Impossibile trovare un altro testimonial di tale prestigio. Era il 1961, quando appena undicenne fu introdotto negli studi di Detroit da Berry Gordy, fondatore di quella celebre casa discografica. Da allora Stevie Wonder è stata la voce della Motown per antonomasia, più di Marvin Gaye e Diana Ross, più dei Jackson Five e degli Isley Brothers. Detroit, la città dei motori, motor town. Da lì quel nome sincratico, che avrebbe battezzato non solo un’etichetta ma un intero paesaggio sonoro. Sessant’anni di storia e di evoluzione della black music, dal rhythm and blues all’hip hop. Lungo i solchi di vinile marchiati Motown, ricette segrete di arte e artigianato musicale. Come diavolo fanno — si chiedevano i produttori europei — a ottenere quel groove e quella corposità? E come diavolo fanno — si scervellavano i tecnici del suono — ad avere quei bassi così potenti senza far saltare la testina dal disco?

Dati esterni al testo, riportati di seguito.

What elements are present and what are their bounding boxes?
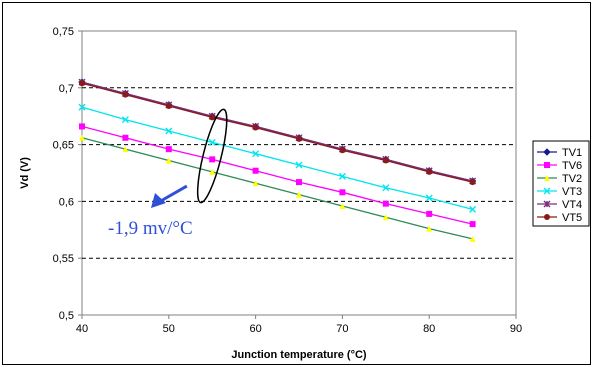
data-point [165,146,172,153]
data-point [426,210,433,217]
x-tick-label: 50 [163,323,175,335]
plot-area [81,30,517,316]
data-point [382,184,390,192]
legend-label: TV2 [562,173,582,185]
data-point [122,146,129,153]
data-point [209,156,216,163]
data-point [382,157,389,164]
series-tv2 [79,134,476,242]
data-point [252,180,259,187]
data-point [165,157,172,164]
data-point [338,172,346,180]
data-point [469,235,476,242]
data-point [209,114,216,121]
legend-item-vt5: VT5 [537,212,582,224]
series-line [81,106,473,210]
legend-item-vt4: VT4 [537,199,582,211]
annotation-text: -1,9 mv/°C [108,218,193,239]
data-point [469,221,476,228]
data-point [339,202,346,209]
legend-item-tv2: TV2 [537,173,582,185]
legend-swatch-marker [543,200,551,208]
x-tick-label: 90 [510,323,522,335]
legend-swatch-marker [544,214,550,220]
data-point [382,214,389,221]
data-point [79,80,85,87]
legend-swatch-marker [544,162,550,168]
y-axis-title: Vd (V) [19,157,31,189]
data-point [209,168,216,175]
series-line [81,81,473,182]
legend-item-tv1: TV1 [537,147,582,159]
legend-item-tv6: TV6 [537,160,582,172]
annotation-ellipse [196,108,228,204]
data-point [252,124,259,131]
data-point [296,135,302,142]
legend-item-vt3: VT3 [537,186,582,198]
series-vt5 [79,80,476,186]
annotation-arrow-shaft [158,184,188,204]
x-tick-label: 40 [76,323,88,335]
data-point [339,189,346,196]
data-point [382,200,389,207]
data-point [339,147,346,154]
data-point [79,134,85,141]
data-point [79,123,85,130]
legend-label: VT3 [562,186,582,198]
y-tick-label: 0,6 [59,196,74,208]
legend-label: VT4 [562,199,582,211]
y-tick-label: 0,7 [59,83,74,95]
data-point [122,134,129,141]
legend-label: TV6 [562,160,582,172]
legend-swatch-marker [544,175,550,181]
data-point [425,194,433,202]
x-tick-label: 70 [336,323,348,335]
data-point [296,191,302,198]
data-point [252,150,260,158]
y-tick-label: 0,5 [59,310,74,322]
data-point [121,116,129,124]
data-point [165,127,173,135]
legend-box [532,140,590,227]
annotation-arrow-head [151,193,166,208]
data-point [122,91,129,98]
x-tick-label: 80 [423,323,435,335]
data-point [426,168,433,175]
data-point [208,138,216,146]
data-point [469,179,476,186]
data-point [296,179,302,186]
y-tick-label: 0,75 [53,26,74,38]
data-point [78,103,86,111]
series-line [81,125,473,225]
series-line [81,82,473,183]
y-tick-label: 0,55 [53,253,74,265]
data-point [469,205,477,213]
data-point [252,167,259,174]
x-axis-title: Junction temperature (°C) [231,349,367,361]
data-point [426,225,433,232]
series-tv6 [79,123,476,228]
legend-label: VT5 [562,212,582,224]
legend-label: TV1 [562,147,582,159]
series-vt3 [78,103,477,213]
y-tick-label: 0,65 [53,140,74,152]
data-point [165,102,172,109]
series-line [81,137,473,240]
x-tick-label: 60 [249,323,261,335]
data-point [295,161,303,169]
legend-swatch-marker [543,187,551,195]
legend-swatch-marker [543,148,551,156]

ALTRI TEMPI, si dirà. Oggi il mercato discografico segue nuove regole e nuovi nomi. Eppure fa notizia un simile divorzio, per quanto consensuale. Dopo oltre quaranta album in studio prodotti dalla storica label, Stevie Wonder si mette in proprio, varando la sua etichetta personale, So What The Fuss Music, costola della multinazionale Universal. Lo fa con un doppio singolo, scelta inedita nella sua lunga carriera. Can’t Put It In The Hands Of Fate vede al suo fianco i rapper Rapsody, Cordae, Chika e Busta Rhymes. Nata come canzone d’amore, si è rivestita di significati sempre più politici e collettivi in virtù dei drammatici temi di quest’anno, dalla pandemia all’odio razziale. «Il cambiamento è adesso», dice Stevie. «Non possiamo affidarlo alle mani del destino. Non possiamo affidarci al destino neanche per trovare una cura a questo terribile virus».
Altrettanto socialmente impegnata è Where Is Our Love Song — con un altro featuring, quello di Gerry Clark Jr. alla chitarra — il cui ricavato verrà devoluto all’associazione non profit Feeding America. Un brano che Wonder, dopo averne iniziato la scrittura a diciotto anni, ha completato in questi ultimi mesi.

UNA DOPPIA uscita per interrompere un silenzio che durava da quattro anni — ma l’album precedente, A Time To Love, risale addirittura al 2005. Il settantenne Stevie, adesso intende ripartire anche musicalmente. All’orizzonte si intravedono un Ep e un nuovo album, che dovrebbe intitolarsi Through The Eyes Of Wonder. La voce è quella di sempre, così come lo spirito. «Voglio che tutti stiano bene», ha detto nella recente conferenza stampa in streaming. «Non mi interessa di che colore sei perché in realtà non vedo il tuo colore. Non vedo il tuo colore ’visibile”’ ma sento la tua anima, sento il tuo spirito. E vedo troppi spiriti e anime privi dell’amore che dovremmo avere e provare l’uno per l’altro».